Duke Energy Corp. would need to curb its power plant emissions 72% by 2050, including by phasing out all existing coal generation, under an emissions-constrained future in line with the goals of the Paris Agreement on climate change, the utility said in a new report.
Duke Energy's March 22 report examines how it can avoid potential financial risks, including having stranded assets, by curbing emissions from 2010 levels under a scenario in which all U.S. utilities are forced to reduce emissions by 2050 to limit global warming to 2 degrees Celsius above pre-industrial levels. President Donald Trump has pledged to pull the U.S. from the Paris agreement, but a number of cities, states, large global investors and companies said they will continue pursuing the goals of the agreement.

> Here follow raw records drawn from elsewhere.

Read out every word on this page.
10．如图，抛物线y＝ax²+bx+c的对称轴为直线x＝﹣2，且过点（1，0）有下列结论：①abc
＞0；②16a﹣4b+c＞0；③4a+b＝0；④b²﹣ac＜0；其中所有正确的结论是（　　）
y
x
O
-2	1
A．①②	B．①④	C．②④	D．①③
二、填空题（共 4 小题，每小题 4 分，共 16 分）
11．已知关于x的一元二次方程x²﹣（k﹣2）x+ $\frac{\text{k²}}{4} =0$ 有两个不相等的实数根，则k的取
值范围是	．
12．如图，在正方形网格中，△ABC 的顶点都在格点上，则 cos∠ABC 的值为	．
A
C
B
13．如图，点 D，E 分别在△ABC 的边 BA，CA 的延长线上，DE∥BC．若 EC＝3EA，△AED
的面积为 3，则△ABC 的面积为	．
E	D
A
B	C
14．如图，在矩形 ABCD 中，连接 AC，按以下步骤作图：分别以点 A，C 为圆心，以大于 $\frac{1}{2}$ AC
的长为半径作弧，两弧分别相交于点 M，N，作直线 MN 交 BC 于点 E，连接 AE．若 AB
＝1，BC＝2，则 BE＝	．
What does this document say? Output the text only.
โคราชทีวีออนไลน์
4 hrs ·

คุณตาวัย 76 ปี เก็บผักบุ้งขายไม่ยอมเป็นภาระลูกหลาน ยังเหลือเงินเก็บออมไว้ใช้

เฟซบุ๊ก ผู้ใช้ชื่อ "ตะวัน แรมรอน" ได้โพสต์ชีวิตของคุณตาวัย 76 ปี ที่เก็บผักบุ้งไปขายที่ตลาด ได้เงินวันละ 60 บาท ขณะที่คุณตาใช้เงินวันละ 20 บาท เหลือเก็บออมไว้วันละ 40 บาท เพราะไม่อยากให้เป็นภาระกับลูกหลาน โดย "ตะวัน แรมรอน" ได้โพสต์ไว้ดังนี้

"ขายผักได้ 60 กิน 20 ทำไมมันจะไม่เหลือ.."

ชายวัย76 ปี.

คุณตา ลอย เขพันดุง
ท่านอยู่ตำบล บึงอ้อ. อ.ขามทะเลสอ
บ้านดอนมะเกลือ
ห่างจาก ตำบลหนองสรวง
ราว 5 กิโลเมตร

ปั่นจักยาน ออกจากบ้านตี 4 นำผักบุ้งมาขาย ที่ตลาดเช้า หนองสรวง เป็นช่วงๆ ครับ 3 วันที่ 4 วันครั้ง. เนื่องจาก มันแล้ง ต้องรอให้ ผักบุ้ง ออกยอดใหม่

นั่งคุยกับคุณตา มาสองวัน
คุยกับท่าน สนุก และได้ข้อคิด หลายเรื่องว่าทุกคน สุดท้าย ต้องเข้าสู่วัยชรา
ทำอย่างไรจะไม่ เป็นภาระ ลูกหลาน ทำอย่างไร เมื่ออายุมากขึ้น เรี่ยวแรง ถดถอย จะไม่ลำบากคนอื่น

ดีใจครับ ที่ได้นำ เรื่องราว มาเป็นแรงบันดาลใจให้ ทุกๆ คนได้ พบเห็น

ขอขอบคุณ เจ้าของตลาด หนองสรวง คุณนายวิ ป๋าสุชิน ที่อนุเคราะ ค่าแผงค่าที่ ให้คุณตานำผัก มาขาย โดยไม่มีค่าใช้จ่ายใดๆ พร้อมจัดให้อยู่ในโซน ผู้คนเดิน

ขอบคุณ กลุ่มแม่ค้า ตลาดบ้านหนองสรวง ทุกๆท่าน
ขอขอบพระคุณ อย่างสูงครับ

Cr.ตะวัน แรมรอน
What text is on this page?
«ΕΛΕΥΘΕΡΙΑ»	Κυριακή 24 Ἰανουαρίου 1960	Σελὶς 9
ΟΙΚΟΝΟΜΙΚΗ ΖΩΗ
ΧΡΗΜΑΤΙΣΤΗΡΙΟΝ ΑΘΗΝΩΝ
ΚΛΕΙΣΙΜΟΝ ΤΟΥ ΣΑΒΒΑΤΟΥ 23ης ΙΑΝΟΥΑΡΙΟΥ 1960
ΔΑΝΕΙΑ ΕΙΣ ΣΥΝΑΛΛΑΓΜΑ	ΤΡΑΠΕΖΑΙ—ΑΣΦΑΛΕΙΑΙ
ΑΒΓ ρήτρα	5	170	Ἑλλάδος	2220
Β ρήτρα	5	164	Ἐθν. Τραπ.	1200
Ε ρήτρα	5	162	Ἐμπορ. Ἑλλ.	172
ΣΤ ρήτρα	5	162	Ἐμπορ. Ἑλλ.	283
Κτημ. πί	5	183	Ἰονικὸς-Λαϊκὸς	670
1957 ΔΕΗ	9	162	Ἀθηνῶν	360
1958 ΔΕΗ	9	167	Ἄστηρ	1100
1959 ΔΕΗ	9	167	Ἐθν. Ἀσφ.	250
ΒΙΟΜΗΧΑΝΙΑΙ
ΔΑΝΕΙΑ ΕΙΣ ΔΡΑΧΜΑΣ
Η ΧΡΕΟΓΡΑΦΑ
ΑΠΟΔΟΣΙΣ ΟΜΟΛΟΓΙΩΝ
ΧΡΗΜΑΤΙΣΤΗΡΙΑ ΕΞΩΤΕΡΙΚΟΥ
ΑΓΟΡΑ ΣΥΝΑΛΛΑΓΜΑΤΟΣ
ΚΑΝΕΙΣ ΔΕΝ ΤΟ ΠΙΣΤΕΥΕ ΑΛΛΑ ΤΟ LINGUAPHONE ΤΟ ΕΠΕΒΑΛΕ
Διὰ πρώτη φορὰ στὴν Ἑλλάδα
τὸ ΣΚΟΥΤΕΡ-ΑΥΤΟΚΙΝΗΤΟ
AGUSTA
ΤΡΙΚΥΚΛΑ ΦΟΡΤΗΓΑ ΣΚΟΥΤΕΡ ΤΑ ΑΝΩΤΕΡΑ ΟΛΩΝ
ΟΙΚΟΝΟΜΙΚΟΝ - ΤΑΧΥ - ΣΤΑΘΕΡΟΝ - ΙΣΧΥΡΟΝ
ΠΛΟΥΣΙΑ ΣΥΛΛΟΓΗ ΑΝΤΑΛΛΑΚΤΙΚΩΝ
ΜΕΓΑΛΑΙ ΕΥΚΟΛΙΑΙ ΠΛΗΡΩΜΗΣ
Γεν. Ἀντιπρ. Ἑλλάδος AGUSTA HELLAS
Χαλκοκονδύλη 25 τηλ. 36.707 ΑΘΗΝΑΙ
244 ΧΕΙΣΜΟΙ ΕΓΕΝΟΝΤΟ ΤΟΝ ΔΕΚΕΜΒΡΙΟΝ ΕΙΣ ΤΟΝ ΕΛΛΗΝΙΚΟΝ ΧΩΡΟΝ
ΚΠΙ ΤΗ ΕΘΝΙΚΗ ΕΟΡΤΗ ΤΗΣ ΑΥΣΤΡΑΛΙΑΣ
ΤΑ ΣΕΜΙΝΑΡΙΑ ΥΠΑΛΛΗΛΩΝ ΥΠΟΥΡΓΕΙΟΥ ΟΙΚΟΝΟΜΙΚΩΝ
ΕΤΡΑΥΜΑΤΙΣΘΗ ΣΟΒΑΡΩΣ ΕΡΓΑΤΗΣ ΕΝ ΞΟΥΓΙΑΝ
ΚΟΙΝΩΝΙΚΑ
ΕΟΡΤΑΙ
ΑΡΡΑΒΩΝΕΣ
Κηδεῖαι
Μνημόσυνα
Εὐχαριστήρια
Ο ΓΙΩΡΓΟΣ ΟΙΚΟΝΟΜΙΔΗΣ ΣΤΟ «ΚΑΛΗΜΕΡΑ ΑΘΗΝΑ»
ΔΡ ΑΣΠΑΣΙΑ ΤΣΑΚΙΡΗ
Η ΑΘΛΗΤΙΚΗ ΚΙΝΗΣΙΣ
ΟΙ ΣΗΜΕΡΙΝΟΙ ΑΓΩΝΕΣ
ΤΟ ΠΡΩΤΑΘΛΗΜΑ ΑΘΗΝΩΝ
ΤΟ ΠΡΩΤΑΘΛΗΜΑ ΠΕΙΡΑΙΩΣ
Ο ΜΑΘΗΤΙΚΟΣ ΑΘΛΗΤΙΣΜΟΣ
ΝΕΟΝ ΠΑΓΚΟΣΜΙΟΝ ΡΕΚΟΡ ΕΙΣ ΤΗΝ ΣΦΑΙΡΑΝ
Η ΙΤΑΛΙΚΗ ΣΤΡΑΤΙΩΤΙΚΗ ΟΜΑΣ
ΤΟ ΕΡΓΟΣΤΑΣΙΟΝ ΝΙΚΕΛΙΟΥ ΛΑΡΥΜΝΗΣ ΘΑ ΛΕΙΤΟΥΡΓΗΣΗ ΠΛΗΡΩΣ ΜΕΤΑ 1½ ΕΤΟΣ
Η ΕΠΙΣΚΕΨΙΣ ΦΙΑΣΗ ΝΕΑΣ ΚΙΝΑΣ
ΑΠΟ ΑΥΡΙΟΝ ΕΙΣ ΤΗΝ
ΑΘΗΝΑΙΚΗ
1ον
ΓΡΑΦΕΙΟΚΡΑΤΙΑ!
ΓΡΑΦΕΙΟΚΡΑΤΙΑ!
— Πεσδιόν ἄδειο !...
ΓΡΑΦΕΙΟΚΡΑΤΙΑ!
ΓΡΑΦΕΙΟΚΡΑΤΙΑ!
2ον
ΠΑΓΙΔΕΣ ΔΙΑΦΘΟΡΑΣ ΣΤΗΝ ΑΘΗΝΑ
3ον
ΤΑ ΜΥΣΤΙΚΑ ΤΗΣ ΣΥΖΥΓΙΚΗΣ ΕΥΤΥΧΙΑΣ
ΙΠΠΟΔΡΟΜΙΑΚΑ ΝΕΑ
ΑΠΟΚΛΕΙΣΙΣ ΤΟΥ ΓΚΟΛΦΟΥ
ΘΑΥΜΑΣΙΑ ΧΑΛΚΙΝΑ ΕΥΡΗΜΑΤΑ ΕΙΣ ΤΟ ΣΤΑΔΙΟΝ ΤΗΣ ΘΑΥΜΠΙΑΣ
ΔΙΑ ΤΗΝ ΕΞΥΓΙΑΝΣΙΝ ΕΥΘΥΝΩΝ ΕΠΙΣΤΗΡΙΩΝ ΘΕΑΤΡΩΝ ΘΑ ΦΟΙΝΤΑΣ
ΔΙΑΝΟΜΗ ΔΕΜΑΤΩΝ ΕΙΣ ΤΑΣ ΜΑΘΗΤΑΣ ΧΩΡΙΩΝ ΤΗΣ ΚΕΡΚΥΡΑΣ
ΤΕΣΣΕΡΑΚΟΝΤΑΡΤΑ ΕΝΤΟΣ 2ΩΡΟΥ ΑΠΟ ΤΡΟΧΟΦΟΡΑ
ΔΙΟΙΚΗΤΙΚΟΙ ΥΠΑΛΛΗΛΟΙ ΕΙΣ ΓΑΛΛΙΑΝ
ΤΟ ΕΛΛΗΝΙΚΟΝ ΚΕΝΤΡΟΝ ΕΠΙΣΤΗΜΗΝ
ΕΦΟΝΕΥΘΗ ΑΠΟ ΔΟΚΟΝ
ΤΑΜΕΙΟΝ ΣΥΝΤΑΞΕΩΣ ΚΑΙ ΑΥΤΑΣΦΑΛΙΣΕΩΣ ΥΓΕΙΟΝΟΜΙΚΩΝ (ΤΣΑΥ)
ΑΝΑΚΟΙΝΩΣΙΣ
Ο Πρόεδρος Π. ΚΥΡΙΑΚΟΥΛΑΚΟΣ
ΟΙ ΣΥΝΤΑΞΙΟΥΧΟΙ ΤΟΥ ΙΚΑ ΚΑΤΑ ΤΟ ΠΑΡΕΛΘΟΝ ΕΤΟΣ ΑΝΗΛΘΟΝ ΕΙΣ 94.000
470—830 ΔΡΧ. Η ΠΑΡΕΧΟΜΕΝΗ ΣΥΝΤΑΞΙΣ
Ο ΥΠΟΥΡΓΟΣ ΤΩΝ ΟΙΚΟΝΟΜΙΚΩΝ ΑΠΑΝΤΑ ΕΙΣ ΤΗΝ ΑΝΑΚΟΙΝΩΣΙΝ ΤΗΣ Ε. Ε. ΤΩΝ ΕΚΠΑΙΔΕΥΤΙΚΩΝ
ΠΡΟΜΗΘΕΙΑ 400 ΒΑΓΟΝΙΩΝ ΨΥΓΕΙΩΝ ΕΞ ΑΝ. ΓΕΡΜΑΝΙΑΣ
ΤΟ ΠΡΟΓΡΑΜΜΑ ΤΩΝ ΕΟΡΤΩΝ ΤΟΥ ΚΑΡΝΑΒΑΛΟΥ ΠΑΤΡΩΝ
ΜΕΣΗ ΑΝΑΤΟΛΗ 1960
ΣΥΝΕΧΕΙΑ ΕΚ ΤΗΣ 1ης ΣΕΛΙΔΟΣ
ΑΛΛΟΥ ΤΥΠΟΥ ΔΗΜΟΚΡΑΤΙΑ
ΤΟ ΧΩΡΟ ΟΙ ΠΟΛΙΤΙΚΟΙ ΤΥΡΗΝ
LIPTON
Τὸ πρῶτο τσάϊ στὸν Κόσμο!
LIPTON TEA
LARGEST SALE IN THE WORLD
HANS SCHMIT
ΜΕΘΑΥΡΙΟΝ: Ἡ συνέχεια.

Duke Energy issued the report after 46.4% of its investors in 2017 voted in support of a proposal for the utility to perform a 2-degree scenario analysis. The utility was facing the prospect of shareholders voting on a 2-degree scenario analysis proposal again this year. Duke Energy is one of the largest utilities in the U.S. and supplies electricity to about 7.6 million customers in Florida, Ohio, Kentucky, North Carolina, South Carolina and Indiana.
The report comes as utilities and other publicly traded companies continue to face pressure from investors to assess and disclose their climate-related risks. As of mid-February 2018, shareholders proposed more than 70 resolutions on climate change for the coming proxy season, which typically runs from late April through early June. Of those, 27 proposals would have companies address the risk climate change poses to carbon-emitting assets, according to a recent report by As You Sow, the Sustainable Investments Institute and Proxy Impact.
Duke Energy in its report envisioned likely having to replace coal-fired generation with renewables and "new zero-emitting generation" capable of ramping up and down to balance out supplies from renewable generation. The analysis assumes that technological advances by 2050 will enable zero-emitting generation, which could include capturing and storing carbon emissions from gas-fired power plants.
Duke Energy said that by 2050, its regulated utility generation mix would consist of 31% nuclear generation compared with 35% during 2017; 33% natural gas-fired generation, down 3 percentage points from 2017; 23% hydropower, solar and wind resources compared with just 1% in 2017; and 13% load-following zero-emitting technologies. The company's dependence on coal-fired generation would be phased out completely.
The utility acknowledged that its plans could change significantly.
"An actual pathway to emissions reductions would depend on a number of factors, including public policies and technology availability at the time of planning," Duke Energy said. It added that its actual investment plans beyond 2030 will be developed in conjunction with regulators, policymakers and stakeholders.
Duke Energy in 2017 announced plans to curb its carbon dioxide emissions 40% from 2005 levels by 2030 and in the new report said that goal "is consistent" with the path for a 2-degree scenario.
The 2-degree scenario analysis assumed electricity demand would increase 0.45% annually from 2017 to 2050, regulators would relicense all existing nuclear capacity for an additional 20 years, and natural gas prices would remain flat through 2028 and then increase 4% annually.
The scenario did not include any big breakthroughs in new electricity storage technologies beyond making existing lithium-ion technologies more cost-effective. It also assumed federal lawmakers would still be at an impasse on whether to create a national cap-and-trade regime.
Duke Energy is also looking to tackle the physical risks to its infrastructure caused by forecasts that the intensity of extreme weather events will continue to grow. The utility plans to invest $25 billion through 2026 on grid modernization, nearly $7 billion of which will be spent over the first five years for storm hardening and moving hard-to-access overhead power lines underground.
On water supplies, Duke Energy noted that sustained and severe droughts can affect hydropower, fossil and nuclear power plant operations. After a 2007 drought in the Carolinas, Duke created an in-house drought mitigation team to monitor and forecast drought effects on lake-system storage and changed some operations at nuclear and coal-fired power plants to mitigate drought-related risks. Because natural gas-fired generation withdraws less water than coal-fired plants for cooling purposes, Duke said the transition away from coal will further reduce its risk exposure to potential future droughts.
Duke Energy participated in the December 2017 pilot rollout of the Edison Electric Institute's sustainability reporting template aimed at giving investors an easier format to review how utilities are addressing risks tied to environmental, social and governance issues, including climate change.